Конечно, радоваться облегчению было опрометчиво. Боль уменьшилась, утихла, затаилась в центре крупных суставов, челюстных мышц. Вернулось нормальное зрение, и реальность почти не мешалась с бредом, хоть засыпать по-прежнему было пыткой. В то время как для тела наступило улучшение, ад водворился в душе. Как самонадеянна я была, полагая, что легко проживу в реальности, не подцвеченной зельем! Без той лёгкости, коварной эйфории, казалось, стены сжимаются, а потолок нависает готовым опуститься прессом. Оказывается, тяжесть в невещественных мыслях может приносить страдание не меньшее, чем боль, корёжащая тело. Даже не представляю, какого терпения стоило заставлять меня есть.

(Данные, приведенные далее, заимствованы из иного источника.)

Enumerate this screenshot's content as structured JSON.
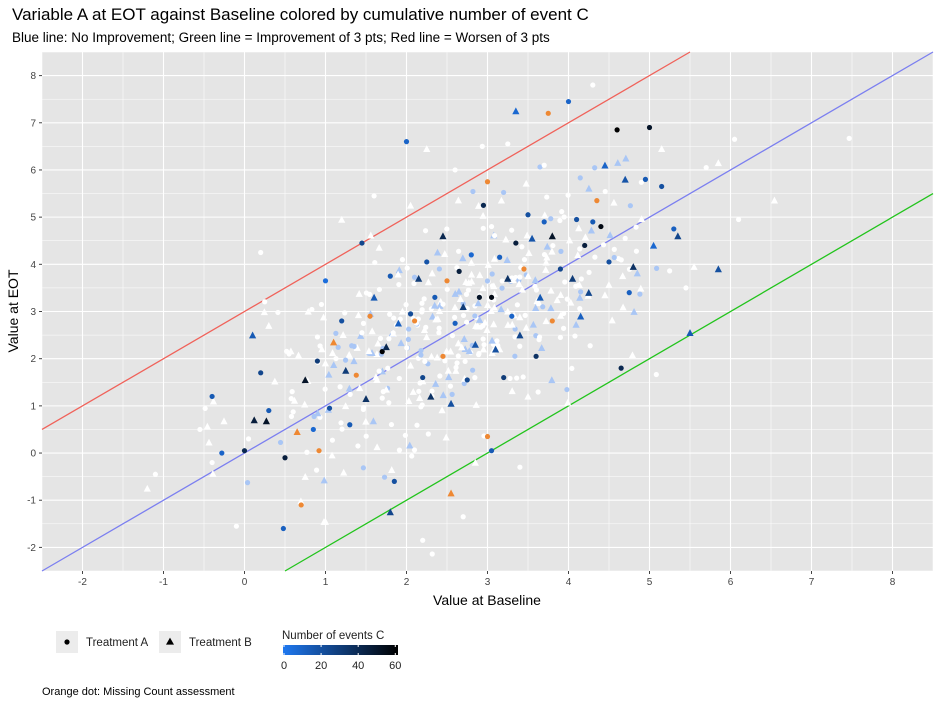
{
  "chart_data": {
    "type": "scatter",
    "title": "Variable A at EOT against Baseline colored by cumulative number of event C",
    "subtitle": "Blue line: No Improvement; Green line = Improvement of 3 pts; Red line = Worsen of 3 pts",
    "xlabel": "Value at Baseline",
    "ylabel": "Value at EOT",
    "xlim": [
      -2.5,
      8.5
    ],
    "ylim": [
      -2.5,
      8.5
    ],
    "xticks": [
      "-2",
      "-1",
      "0",
      "1",
      "2",
      "3",
      "4",
      "5",
      "6",
      "7",
      "8"
    ],
    "yticks": [
      "-2",
      "-1",
      "0",
      "1",
      "2",
      "3",
      "4",
      "5",
      "6",
      "7",
      "8"
    ],
    "grid": true,
    "background": "#e5e5e5",
    "reference_lines": [
      {
        "intercept": 3,
        "slope": 1,
        "color": "#f0625a"
      },
      {
        "intercept": 0,
        "slope": 1,
        "color": "#7b7ff0"
      },
      {
        "intercept": -3,
        "slope": 1,
        "color": "#22c41c"
      }
    ],
    "shape_legend": {
      "items": [
        {
          "label": "Treatment A",
          "shape": "circle"
        },
        {
          "label": "Treatment B",
          "shape": "triangle"
        }
      ]
    },
    "color_legend": {
      "title": "Number of events C",
      "ticks": [
        "0",
        "20",
        "40",
        "60"
      ],
      "range": [
        0,
        60
      ],
      "gradient": [
        "#1f78f0",
        "#000000"
      ]
    },
    "missing_color": "#ee8833",
    "caption": "Orange dot: Missing Count assessment",
    "points": [
      {
        "x": -0.4,
        "y": 1.2,
        "shape": "circle",
        "count": 15
      },
      {
        "x": -0.28,
        "y": 0.0,
        "shape": "circle",
        "count": 10
      },
      {
        "x": 0.0,
        "y": 0.05,
        "shape": "circle",
        "count": 40
      },
      {
        "x": 0.1,
        "y": 2.5,
        "shape": "triangle",
        "count": 15
      },
      {
        "x": 0.12,
        "y": 0.7,
        "shape": "triangle",
        "count": 45
      },
      {
        "x": 0.27,
        "y": 0.68,
        "shape": "triangle",
        "count": 50
      },
      {
        "x": 0.2,
        "y": 1.7,
        "shape": "circle",
        "count": 25
      },
      {
        "x": 0.3,
        "y": 0.9,
        "shape": "circle",
        "count": 15
      },
      {
        "x": 0.5,
        "y": -0.1,
        "shape": "circle",
        "count": 45
      },
      {
        "x": 0.48,
        "y": -1.6,
        "shape": "circle",
        "count": 12
      },
      {
        "x": 0.65,
        "y": 0.45,
        "shape": "triangle",
        "count": null
      },
      {
        "x": 0.7,
        "y": -1.1,
        "shape": "circle",
        "count": null
      },
      {
        "x": 0.75,
        "y": 1.55,
        "shape": "triangle",
        "count": 50
      },
      {
        "x": 0.85,
        "y": 0.5,
        "shape": "circle",
        "count": 8
      },
      {
        "x": 0.9,
        "y": 1.95,
        "shape": "circle",
        "count": 30
      },
      {
        "x": 0.92,
        "y": 0.05,
        "shape": "circle",
        "count": null
      },
      {
        "x": 1.0,
        "y": 3.65,
        "shape": "circle",
        "count": 5
      },
      {
        "x": 1.05,
        "y": 0.95,
        "shape": "circle",
        "count": 20
      },
      {
        "x": 1.1,
        "y": 2.35,
        "shape": "triangle",
        "count": null
      },
      {
        "x": 1.2,
        "y": 2.8,
        "shape": "circle",
        "count": 20
      },
      {
        "x": 1.25,
        "y": 1.75,
        "shape": "triangle",
        "count": 30
      },
      {
        "x": 1.3,
        "y": 0.6,
        "shape": "circle",
        "count": 15
      },
      {
        "x": 1.38,
        "y": 1.65,
        "shape": "circle",
        "count": null
      },
      {
        "x": 1.45,
        "y": 4.45,
        "shape": "circle",
        "count": 25
      },
      {
        "x": 1.5,
        "y": 1.15,
        "shape": "triangle",
        "count": 35
      },
      {
        "x": 1.55,
        "y": 2.9,
        "shape": "circle",
        "count": null
      },
      {
        "x": 1.6,
        "y": 3.3,
        "shape": "triangle",
        "count": 15
      },
      {
        "x": 1.7,
        "y": 2.15,
        "shape": "circle",
        "count": 60
      },
      {
        "x": 1.75,
        "y": 2.25,
        "shape": "triangle",
        "count": 40
      },
      {
        "x": 1.8,
        "y": -1.25,
        "shape": "triangle",
        "count": 25
      },
      {
        "x": 1.8,
        "y": 3.75,
        "shape": "circle",
        "count": 15
      },
      {
        "x": 1.85,
        "y": -0.6,
        "shape": "circle",
        "count": 20
      },
      {
        "x": 1.9,
        "y": 2.75,
        "shape": "triangle",
        "count": 12
      },
      {
        "x": 2.0,
        "y": 6.6,
        "shape": "circle",
        "count": 10
      },
      {
        "x": 2.05,
        "y": 2.95,
        "shape": "circle",
        "count": 22
      },
      {
        "x": 2.1,
        "y": 2.8,
        "shape": "circle",
        "count": null
      },
      {
        "x": 2.15,
        "y": 3.7,
        "shape": "triangle",
        "count": 30
      },
      {
        "x": 2.2,
        "y": 1.6,
        "shape": "circle",
        "count": 25
      },
      {
        "x": 2.25,
        "y": 4.05,
        "shape": "circle",
        "count": 18
      },
      {
        "x": 2.3,
        "y": 1.2,
        "shape": "triangle",
        "count": 35
      },
      {
        "x": 2.35,
        "y": 3.3,
        "shape": "circle",
        "count": 15
      },
      {
        "x": 2.45,
        "y": 2.05,
        "shape": "circle",
        "count": null
      },
      {
        "x": 2.45,
        "y": 4.6,
        "shape": "triangle",
        "count": 40
      },
      {
        "x": 2.5,
        "y": 3.65,
        "shape": "circle",
        "count": null
      },
      {
        "x": 2.55,
        "y": 1.05,
        "shape": "triangle",
        "count": 20
      },
      {
        "x": 2.55,
        "y": -0.85,
        "shape": "triangle",
        "count": null
      },
      {
        "x": 2.6,
        "y": 2.75,
        "shape": "circle",
        "count": 12
      },
      {
        "x": 2.65,
        "y": 3.85,
        "shape": "circle",
        "count": 45
      },
      {
        "x": 2.7,
        "y": 3.1,
        "shape": "triangle",
        "count": 30
      },
      {
        "x": 2.75,
        "y": 1.55,
        "shape": "circle",
        "count": 25
      },
      {
        "x": 2.8,
        "y": 4.2,
        "shape": "circle",
        "count": 8
      },
      {
        "x": 2.85,
        "y": 2.3,
        "shape": "triangle",
        "count": 18
      },
      {
        "x": 2.9,
        "y": 3.3,
        "shape": "circle",
        "count": 50
      },
      {
        "x": 2.95,
        "y": 5.25,
        "shape": "circle",
        "count": 40
      },
      {
        "x": 3.0,
        "y": 5.75,
        "shape": "circle",
        "count": null
      },
      {
        "x": 3.0,
        "y": 0.35,
        "shape": "circle",
        "count": null
      },
      {
        "x": 3.05,
        "y": 3.3,
        "shape": "circle",
        "count": 55
      },
      {
        "x": 3.05,
        "y": 0.05,
        "shape": "circle",
        "count": 15
      },
      {
        "x": 3.1,
        "y": 2.2,
        "shape": "triangle",
        "count": 20
      },
      {
        "x": 3.15,
        "y": 4.15,
        "shape": "circle",
        "count": 12
      },
      {
        "x": 3.2,
        "y": 1.6,
        "shape": "circle",
        "count": 30
      },
      {
        "x": 3.25,
        "y": 3.7,
        "shape": "triangle",
        "count": 35
      },
      {
        "x": 3.3,
        "y": 2.9,
        "shape": "circle",
        "count": 10
      },
      {
        "x": 3.35,
        "y": 7.25,
        "shape": "triangle",
        "count": 8
      },
      {
        "x": 3.35,
        "y": 4.45,
        "shape": "circle",
        "count": 45
      },
      {
        "x": 3.4,
        "y": 2.5,
        "shape": "triangle",
        "count": 25
      },
      {
        "x": 3.45,
        "y": 3.9,
        "shape": "circle",
        "count": null
      },
      {
        "x": 3.5,
        "y": 5.05,
        "shape": "circle",
        "count": 20
      },
      {
        "x": 3.55,
        "y": 4.55,
        "shape": "triangle",
        "count": 18
      },
      {
        "x": 3.6,
        "y": 2.05,
        "shape": "circle",
        "count": 35
      },
      {
        "x": 3.65,
        "y": 3.3,
        "shape": "triangle",
        "count": 15
      },
      {
        "x": 3.7,
        "y": 4.9,
        "shape": "circle",
        "count": 12
      },
      {
        "x": 3.75,
        "y": 7.2,
        "shape": "circle",
        "count": null
      },
      {
        "x": 3.8,
        "y": 2.8,
        "shape": "circle",
        "count": null
      },
      {
        "x": 3.8,
        "y": 4.6,
        "shape": "triangle",
        "count": 50
      },
      {
        "x": 3.9,
        "y": 3.9,
        "shape": "circle",
        "count": 25
      },
      {
        "x": 4.0,
        "y": 7.45,
        "shape": "circle",
        "count": 10
      },
      {
        "x": 4.05,
        "y": 3.7,
        "shape": "triangle",
        "count": 30
      },
      {
        "x": 4.1,
        "y": 4.95,
        "shape": "circle",
        "count": 20
      },
      {
        "x": 4.15,
        "y": 2.9,
        "shape": "triangle",
        "count": 12
      },
      {
        "x": 4.2,
        "y": 4.4,
        "shape": "circle",
        "count": 45
      },
      {
        "x": 4.25,
        "y": 3.4,
        "shape": "triangle",
        "count": 25
      },
      {
        "x": 4.3,
        "y": 4.9,
        "shape": "circle",
        "count": 15
      },
      {
        "x": 4.35,
        "y": 5.35,
        "shape": "circle",
        "count": null
      },
      {
        "x": 4.4,
        "y": 4.8,
        "shape": "circle",
        "count": 55
      },
      {
        "x": 4.45,
        "y": 6.1,
        "shape": "triangle",
        "count": 10
      },
      {
        "x": 4.5,
        "y": 4.05,
        "shape": "circle",
        "count": 20
      },
      {
        "x": 4.6,
        "y": 6.85,
        "shape": "circle",
        "count": 60
      },
      {
        "x": 4.65,
        "y": 1.8,
        "shape": "circle",
        "count": 40
      },
      {
        "x": 4.7,
        "y": 5.8,
        "shape": "triangle",
        "count": 18
      },
      {
        "x": 4.75,
        "y": 3.4,
        "shape": "circle",
        "count": 12
      },
      {
        "x": 4.8,
        "y": 3.95,
        "shape": "triangle",
        "count": 35
      },
      {
        "x": 4.95,
        "y": 5.8,
        "shape": "circle",
        "count": 15
      },
      {
        "x": 5.0,
        "y": 6.9,
        "shape": "circle",
        "count": 50
      },
      {
        "x": 5.05,
        "y": 4.4,
        "shape": "triangle",
        "count": 8
      },
      {
        "x": 5.15,
        "y": 5.65,
        "shape": "circle",
        "count": 20
      },
      {
        "x": 5.3,
        "y": 4.75,
        "shape": "circle",
        "count": 12
      },
      {
        "x": 5.35,
        "y": 4.6,
        "shape": "triangle",
        "count": 25
      },
      {
        "x": 5.5,
        "y": 2.55,
        "shape": "triangle",
        "count": 15
      },
      {
        "x": 5.85,
        "y": 3.9,
        "shape": "triangle",
        "count": 20
      },
      {
        "x": -1.1,
        "y": -0.45,
        "shape": "circle",
        "count": 0
      },
      {
        "x": -1.2,
        "y": -0.75,
        "shape": "triangle",
        "count": 0
      },
      {
        "x": -0.55,
        "y": 0.5,
        "shape": "circle",
        "count": 0
      },
      {
        "x": -0.1,
        "y": -1.55,
        "shape": "circle",
        "count": 0
      },
      {
        "x": 0.2,
        "y": 4.25,
        "shape": "circle",
        "count": 0
      },
      {
        "x": 0.3,
        "y": 2.7,
        "shape": "triangle",
        "count": 0
      },
      {
        "x": 0.55,
        "y": 2.1,
        "shape": "circle",
        "count": 0
      },
      {
        "x": 0.75,
        "y": -0.5,
        "shape": "triangle",
        "count": 0
      },
      {
        "x": 0.95,
        "y": 3.15,
        "shape": "circle",
        "count": 0
      },
      {
        "x": 1.2,
        "y": 4.95,
        "shape": "triangle",
        "count": 0
      },
      {
        "x": 1.4,
        "y": 0.15,
        "shape": "circle",
        "count": 0
      },
      {
        "x": 1.6,
        "y": 5.45,
        "shape": "circle",
        "count": 0
      },
      {
        "x": 1.75,
        "y": 1.35,
        "shape": "triangle",
        "count": 0
      },
      {
        "x": 1.95,
        "y": 4.1,
        "shape": "circle",
        "count": 0
      },
      {
        "x": 2.2,
        "y": -1.85,
        "shape": "circle",
        "count": 0
      },
      {
        "x": 2.25,
        "y": 6.45,
        "shape": "triangle",
        "count": 0
      },
      {
        "x": 2.4,
        "y": 2.55,
        "shape": "circle",
        "count": 0
      },
      {
        "x": 2.6,
        "y": 6.0,
        "shape": "circle",
        "count": 0
      },
      {
        "x": 2.85,
        "y": -0.2,
        "shape": "triangle",
        "count": 0
      },
      {
        "x": 3.05,
        "y": 4.8,
        "shape": "circle",
        "count": 0
      },
      {
        "x": 3.25,
        "y": 6.55,
        "shape": "circle",
        "count": 0
      },
      {
        "x": 3.5,
        "y": 1.2,
        "shape": "triangle",
        "count": 0
      },
      {
        "x": 3.7,
        "y": 6.1,
        "shape": "circle",
        "count": 0
      },
      {
        "x": 3.9,
        "y": 2.45,
        "shape": "circle",
        "count": 0
      },
      {
        "x": 4.3,
        "y": 7.8,
        "shape": "circle",
        "count": 0
      },
      {
        "x": 4.45,
        "y": 3.35,
        "shape": "triangle",
        "count": 0
      },
      {
        "x": 4.7,
        "y": 4.55,
        "shape": "circle",
        "count": 0
      },
      {
        "x": 5.15,
        "y": 6.45,
        "shape": "triangle",
        "count": 0
      },
      {
        "x": 5.45,
        "y": 3.5,
        "shape": "circle",
        "count": 0
      },
      {
        "x": 5.7,
        "y": 6.05,
        "shape": "circle",
        "count": 0
      },
      {
        "x": 5.55,
        "y": 3.95,
        "shape": "triangle",
        "count": 0
      },
      {
        "x": 6.05,
        "y": 6.65,
        "shape": "circle",
        "count": 0
      },
      {
        "x": 6.1,
        "y": 4.95,
        "shape": "circle",
        "count": 0
      },
      {
        "x": 5.85,
        "y": 6.15,
        "shape": "triangle",
        "count": 0
      },
      {
        "x": 3.4,
        "y": -0.3,
        "shape": "circle",
        "count": 0
      },
      {
        "x": 2.7,
        "y": -1.35,
        "shape": "circle",
        "count": 0
      },
      {
        "x": 1.0,
        "y": -1.45,
        "shape": "triangle",
        "count": 0
      },
      {
        "x": 0.05,
        "y": 0.3,
        "shape": "circle",
        "count": 0
      },
      {
        "x": 1.45,
        "y": 2.55,
        "shape": "circle",
        "count": 0
      },
      {
        "x": 2.05,
        "y": 5.25,
        "shape": "triangle",
        "count": 0
      }
    ],
    "white_cloud_seed": 7,
    "white_cloud_count": 420
  }
}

Есть я не хотела. И не только.
Наш диалог строился по стандартной схеме. Искать меня не требовалось, - осознав, что облегчение не наступит и молить о поблажках бесполезно, я попросту впала в апатию и даже не сдвигалась с того места, где меня оставляли. Валялась на всё той же постели, или сидела где-нибудь неподалёку, или лежала на полу. В обстановке не менялось ничего, кроме белья на постели. Я отворачивалась к стене.
- Я жить не хочу...
- Хочешь. Это тебе сейчас так кажется.
Я сидела над тарелкой как под пыткой. У любой еды был вкус пепла. Но есть приходилось, чтобы оставили в покое.
Некоторое время назад - счёт времени давно был потерян - я верила, что боль не продлится вечно. И это действительно было так. Так случилось и с моим безразличием.
И однажды в нашем диалоге наметились изменения.
- Это нечестно, - сказала я и сама взяла ложку.
Если он и удивился, то не подал вида. Уселся передо мной на пол, скрестив ноги.
- Всё нечестно, Виллоу. Что именно?
Я сунула в рот ложку. Кажется, пепел на сей раз был тёплым. И даже имел оттенки давно забытых вкусов.
- Тебе всё обо мне известно. А я даже имени твоего не знаю.
- Да ну, - с готовностью подыграл он. - Уверен, ты не раз его слышала.
Было непросто выстраивать диалог, словно заново этому училась, восстанавливала нарушенные связи в голове.
- Я о настоящем имени... А не о... об этом.
Сидя напротив, он пожал плечами. На нём была смутно знакомая стального цвета рубашка с подвёрнутыми рукавами, а может, просто похожая.
- Можешь называть, как тебе нравится. У меня много имён.
Его нежелание назваться ставило в тупик.
- Включи фантазию, Виллоу, - поддразнил он. - Уверен, у тебя всё в порядке с воображением.